Suggest Post Ischemic Stroke Treatment
I read your question carefully and I understand your concern.
Ischemic stroke means a blockage of a blood vessel in the brain circulation. As a result an area of the brain does not get blood supply and is damaged. Depending on whether it is a large blood vessel or a small one as well as the precise area involved, it can leave from invalidating damage (even death) to minor damage which is well compensated in time by the brain. Luckily for you it was the minor case.
Now the current stroke has gone, you've already seen the worst of it. However that doesn't exclude another blood vessel being affected in the future, another stroke in a different area.
For that reason it is necessary to search for the origin of this first stroke in order to take measures to prevent it from happening again.
Most common causes are atherosclerosis of the occluded vessel or emboli (traveling blood clots) coming from elsewhere in the circulation which could be from the heart or clots formed on atherosclerotic plaques in the big main arteries. There is also venous thrombosis similar to the DVT but in the brain.
So a battery of tests when in hospital is necessary like head imaging (CT or preferably MRI), Doppler ultrasound of neck and brain vessels, heart ultrasound and EKG. When these reveal nothing abnormal it is often pushed further with transesophageal ecocardiography or prolonged Holter EKG. Some routine blood tests are done as well such as blood count, glucose, lipid panel, electrolytes, liver and kidney function tests, some coagulation tests. Perhaps you've done most of that already, your primary physician should check the documentation.
Looking at your medical history you have already some risk factors. You have a history of thrombosis predisposition, DVT and PE so it should be looked in the heart for a foramen ovale, a hole between your heart chambers (20% of people have it) which in case of thrombi in the veins could allow traveling thrombi to enter the left side of the heart and the arterial circulation and go to the brain.
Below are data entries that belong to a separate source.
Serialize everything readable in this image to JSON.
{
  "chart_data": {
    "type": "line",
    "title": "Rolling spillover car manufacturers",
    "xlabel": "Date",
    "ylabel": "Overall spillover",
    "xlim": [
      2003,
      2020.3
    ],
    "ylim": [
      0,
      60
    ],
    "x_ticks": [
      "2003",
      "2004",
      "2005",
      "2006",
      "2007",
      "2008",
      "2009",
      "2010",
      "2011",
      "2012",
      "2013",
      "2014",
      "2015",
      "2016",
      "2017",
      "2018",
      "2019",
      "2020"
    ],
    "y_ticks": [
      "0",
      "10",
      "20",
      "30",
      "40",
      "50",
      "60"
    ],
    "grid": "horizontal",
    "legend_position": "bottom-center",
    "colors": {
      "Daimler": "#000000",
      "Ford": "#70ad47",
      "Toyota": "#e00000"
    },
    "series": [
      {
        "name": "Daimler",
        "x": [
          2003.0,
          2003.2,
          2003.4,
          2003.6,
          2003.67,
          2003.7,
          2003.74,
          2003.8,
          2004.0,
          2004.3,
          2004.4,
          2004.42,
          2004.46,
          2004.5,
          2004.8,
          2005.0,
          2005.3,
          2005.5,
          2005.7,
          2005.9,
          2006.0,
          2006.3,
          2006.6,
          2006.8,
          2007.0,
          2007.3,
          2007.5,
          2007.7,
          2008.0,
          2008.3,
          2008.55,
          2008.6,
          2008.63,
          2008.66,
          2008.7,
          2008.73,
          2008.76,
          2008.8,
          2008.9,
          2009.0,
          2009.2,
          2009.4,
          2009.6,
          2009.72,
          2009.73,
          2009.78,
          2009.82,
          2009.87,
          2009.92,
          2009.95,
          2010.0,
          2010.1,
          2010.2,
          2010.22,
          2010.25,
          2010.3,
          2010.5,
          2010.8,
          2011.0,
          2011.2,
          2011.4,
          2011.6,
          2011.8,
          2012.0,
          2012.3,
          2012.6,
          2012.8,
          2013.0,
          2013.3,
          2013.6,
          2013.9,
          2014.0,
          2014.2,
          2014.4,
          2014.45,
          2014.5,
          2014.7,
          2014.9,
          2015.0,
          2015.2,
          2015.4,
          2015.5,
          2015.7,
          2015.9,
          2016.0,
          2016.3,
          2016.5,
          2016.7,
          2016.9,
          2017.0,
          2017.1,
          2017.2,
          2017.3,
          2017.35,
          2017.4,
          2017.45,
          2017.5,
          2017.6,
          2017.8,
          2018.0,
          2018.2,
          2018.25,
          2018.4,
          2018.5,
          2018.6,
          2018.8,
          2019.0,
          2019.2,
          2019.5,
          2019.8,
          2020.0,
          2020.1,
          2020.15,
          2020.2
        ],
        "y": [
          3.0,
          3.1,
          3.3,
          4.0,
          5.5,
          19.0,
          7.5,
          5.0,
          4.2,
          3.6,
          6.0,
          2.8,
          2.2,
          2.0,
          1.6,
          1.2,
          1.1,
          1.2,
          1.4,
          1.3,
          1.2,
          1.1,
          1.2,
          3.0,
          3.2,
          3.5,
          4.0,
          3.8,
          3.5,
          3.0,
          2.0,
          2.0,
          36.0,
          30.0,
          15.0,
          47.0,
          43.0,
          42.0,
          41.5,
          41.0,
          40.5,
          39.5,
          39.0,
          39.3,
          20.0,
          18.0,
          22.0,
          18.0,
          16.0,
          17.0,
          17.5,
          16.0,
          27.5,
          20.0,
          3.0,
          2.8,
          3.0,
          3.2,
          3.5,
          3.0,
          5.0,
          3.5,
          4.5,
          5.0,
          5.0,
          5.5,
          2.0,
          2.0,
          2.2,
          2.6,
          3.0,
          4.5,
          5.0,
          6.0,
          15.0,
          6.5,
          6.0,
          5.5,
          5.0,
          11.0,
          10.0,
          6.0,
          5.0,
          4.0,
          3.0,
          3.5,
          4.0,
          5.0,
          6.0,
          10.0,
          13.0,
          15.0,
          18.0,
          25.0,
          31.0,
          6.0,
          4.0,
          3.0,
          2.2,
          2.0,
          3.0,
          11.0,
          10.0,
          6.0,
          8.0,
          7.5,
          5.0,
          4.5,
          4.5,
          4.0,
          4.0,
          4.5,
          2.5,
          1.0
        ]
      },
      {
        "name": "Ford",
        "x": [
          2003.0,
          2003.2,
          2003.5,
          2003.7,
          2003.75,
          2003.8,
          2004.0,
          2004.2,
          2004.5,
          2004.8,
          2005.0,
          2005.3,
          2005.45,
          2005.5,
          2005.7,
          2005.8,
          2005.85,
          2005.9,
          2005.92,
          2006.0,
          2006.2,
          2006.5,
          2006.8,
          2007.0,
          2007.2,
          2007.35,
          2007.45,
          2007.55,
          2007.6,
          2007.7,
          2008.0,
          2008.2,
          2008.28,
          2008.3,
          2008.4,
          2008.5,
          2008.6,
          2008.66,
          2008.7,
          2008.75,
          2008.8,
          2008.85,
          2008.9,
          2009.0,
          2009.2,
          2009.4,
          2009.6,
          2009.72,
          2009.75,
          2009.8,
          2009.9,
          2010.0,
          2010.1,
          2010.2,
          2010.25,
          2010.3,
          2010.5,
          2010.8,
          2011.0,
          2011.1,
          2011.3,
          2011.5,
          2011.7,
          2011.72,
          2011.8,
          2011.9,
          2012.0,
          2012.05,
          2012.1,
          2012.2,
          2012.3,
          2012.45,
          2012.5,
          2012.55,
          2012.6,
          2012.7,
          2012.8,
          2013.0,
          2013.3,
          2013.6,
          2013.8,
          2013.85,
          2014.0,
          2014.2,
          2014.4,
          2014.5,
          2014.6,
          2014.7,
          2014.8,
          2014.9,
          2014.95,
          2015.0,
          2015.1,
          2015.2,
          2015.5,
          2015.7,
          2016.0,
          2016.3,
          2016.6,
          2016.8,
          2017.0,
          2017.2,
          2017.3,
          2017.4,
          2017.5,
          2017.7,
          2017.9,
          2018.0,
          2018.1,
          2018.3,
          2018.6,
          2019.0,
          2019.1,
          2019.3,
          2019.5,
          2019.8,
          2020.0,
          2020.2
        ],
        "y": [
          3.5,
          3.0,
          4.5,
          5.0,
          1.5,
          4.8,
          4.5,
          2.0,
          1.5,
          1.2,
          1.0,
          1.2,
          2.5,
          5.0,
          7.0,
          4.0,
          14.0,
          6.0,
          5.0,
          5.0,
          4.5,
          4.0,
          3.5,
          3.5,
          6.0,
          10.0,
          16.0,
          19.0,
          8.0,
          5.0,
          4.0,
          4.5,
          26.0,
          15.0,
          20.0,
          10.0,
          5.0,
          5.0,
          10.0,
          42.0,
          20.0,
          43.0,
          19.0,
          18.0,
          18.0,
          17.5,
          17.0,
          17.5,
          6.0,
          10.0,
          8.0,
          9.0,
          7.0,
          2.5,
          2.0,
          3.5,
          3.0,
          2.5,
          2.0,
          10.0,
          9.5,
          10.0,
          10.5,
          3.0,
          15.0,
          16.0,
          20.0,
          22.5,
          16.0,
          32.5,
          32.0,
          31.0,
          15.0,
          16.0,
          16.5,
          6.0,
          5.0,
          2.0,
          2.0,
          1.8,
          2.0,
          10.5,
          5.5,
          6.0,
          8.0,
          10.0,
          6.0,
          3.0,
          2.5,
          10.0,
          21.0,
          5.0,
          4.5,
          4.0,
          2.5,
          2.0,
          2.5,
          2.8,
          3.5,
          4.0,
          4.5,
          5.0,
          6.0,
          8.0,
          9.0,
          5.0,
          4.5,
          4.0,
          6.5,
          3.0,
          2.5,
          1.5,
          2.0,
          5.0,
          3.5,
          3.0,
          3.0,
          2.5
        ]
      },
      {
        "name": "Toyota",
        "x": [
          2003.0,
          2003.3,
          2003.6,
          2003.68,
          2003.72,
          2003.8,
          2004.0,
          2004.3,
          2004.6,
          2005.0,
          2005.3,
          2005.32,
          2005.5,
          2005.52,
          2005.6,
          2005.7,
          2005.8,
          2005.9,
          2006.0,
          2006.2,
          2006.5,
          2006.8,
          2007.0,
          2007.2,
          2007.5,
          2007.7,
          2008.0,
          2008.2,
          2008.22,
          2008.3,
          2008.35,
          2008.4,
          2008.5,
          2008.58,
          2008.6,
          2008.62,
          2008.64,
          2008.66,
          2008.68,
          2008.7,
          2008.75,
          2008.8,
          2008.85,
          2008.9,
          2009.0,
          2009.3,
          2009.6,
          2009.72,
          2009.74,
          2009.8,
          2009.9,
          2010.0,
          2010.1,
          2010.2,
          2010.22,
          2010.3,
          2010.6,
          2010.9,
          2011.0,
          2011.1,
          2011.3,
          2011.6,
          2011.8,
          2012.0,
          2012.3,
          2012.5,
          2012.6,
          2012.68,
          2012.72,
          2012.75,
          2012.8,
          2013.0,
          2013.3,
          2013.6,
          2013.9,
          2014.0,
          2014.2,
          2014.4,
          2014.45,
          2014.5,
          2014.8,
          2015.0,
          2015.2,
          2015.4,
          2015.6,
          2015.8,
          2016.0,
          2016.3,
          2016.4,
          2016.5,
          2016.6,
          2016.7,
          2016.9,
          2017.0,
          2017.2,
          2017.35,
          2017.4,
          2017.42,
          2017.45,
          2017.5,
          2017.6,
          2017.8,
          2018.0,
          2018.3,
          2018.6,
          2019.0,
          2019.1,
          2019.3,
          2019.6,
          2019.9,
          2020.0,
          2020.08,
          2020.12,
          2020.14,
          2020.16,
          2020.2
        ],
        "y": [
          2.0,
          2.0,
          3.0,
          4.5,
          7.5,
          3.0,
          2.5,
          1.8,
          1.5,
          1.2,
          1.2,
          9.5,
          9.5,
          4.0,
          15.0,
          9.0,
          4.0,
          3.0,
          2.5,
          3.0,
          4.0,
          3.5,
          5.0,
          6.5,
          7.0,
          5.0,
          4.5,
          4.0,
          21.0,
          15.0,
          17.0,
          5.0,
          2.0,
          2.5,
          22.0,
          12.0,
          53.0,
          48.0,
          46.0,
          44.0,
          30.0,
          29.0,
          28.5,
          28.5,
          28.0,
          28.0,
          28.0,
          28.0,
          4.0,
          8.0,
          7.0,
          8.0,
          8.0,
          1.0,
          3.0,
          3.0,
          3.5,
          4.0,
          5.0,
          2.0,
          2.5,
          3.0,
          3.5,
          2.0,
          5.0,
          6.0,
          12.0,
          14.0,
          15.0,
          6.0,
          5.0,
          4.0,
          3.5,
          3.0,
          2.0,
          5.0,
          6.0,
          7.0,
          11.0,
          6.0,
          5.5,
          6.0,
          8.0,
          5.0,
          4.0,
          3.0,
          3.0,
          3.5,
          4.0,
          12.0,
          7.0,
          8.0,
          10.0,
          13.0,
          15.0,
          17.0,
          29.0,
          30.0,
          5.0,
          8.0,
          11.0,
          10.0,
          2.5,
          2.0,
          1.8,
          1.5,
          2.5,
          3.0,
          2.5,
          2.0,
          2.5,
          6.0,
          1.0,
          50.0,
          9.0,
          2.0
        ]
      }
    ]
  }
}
So if that is the case it can be closed surgically to prevent it from happening again.
You also have polycythemia which increases blood viscosity and increases risk for thrombosis.
There is also diabetes which favours formation of atherosclerotic plaques.
So to answer your questions:
Is there anything in particular that absolutely should be followed through with? - it should absolutely be searched for the origin in order to choose the best strategy of prevention for the future. The best strategy could be the current one with Aspirin and Plavix, diabetes and hypertension treatment, could be anticoagulants or in some cases even surgical procedures.
Is there anything that will happen if certain procedures are not done? - there is the risk of a another stroke in the future. The risk will always be there considering your many conditions and predisposition for blood vessel problems, the question is to lower it as much as possible.
I remain at your disposal for further questions
Thank you for the feedback and the additional info.
If we are referring to the stroke then the specialist to evaluate it is a neurologist, depending on where you live and availability it would be preferable to be a neurologist with vascular neurology as a subspecialty (if not available a general neurologist), he can review all the tests and decide on the most probable cause and the best prevention.
That doesn't necessarily mean the need for other specialists is excluded. Considering the different conditions you have, hematologist or endocrinologist periodic consults are needed for the myeloproliferative condition and diabetes.
If I were to judge from what you refer (but I repeat all the tests reports are needed to make a complete picture), I believe that for at least part of your problems the primary cause may already be known. The myeloproliferative condition can be at the root or at least play a part in your history of portal vein thrombosis, DVT, PE as well as the recent stroke it predisposes to all of them and is the most probable cause. They are all thrombotic occlusions of blood vessels, it is a similar process only manifesting in different sites. Unfortunately since it is a genetic condition it can not be completely removed, only its consequences be mitigated, lower the risk of such thrombotic complications. The best medication for that you are already taking aspirin and plavix.
As for surgical procedures if the narrowing caused by plaques is less than 50% it is not intervened surgically, only above 70% is there clear benefit. As for other possible procedures (rarely done) such as foramen ovale closure or vena cava filter that depends on the type of thrombosis and the rest of the imaging results.
I hope to have been of help.
Hello again and thank you for the appreciative words.
An endocrinologist is a medical doctor specialized in conditions related to hormonal imbalances, diabetes is such a condition, so an endocrinologist is the most specialized in that condition. I do not mean to say that your internist is not doing that well, diabetes is a very very common disease, often affecting other internal organs, so an internist has also a lot of expertise in dealing with it. I suggested an endocrinologist as you mentioned a specialist other then primary physician, but a good internal medicine specialist can follow diabetes just fine.
As for something to definitely stop the risk, I am sorry but there is no such a permanent solution, there will always be some risk in the background. As it is a genetic condition it can't be cured, only control it and its complications be reduced. For that the means at our disposal are phlebotomy and the antiaggregants (aspirin and plavix). There is also hydroxyurea, but I think I saw you mention in some past question that you didn't tolerate that.
I hope these measures will be enough to prevent further episodes.
I hope things work out for the best.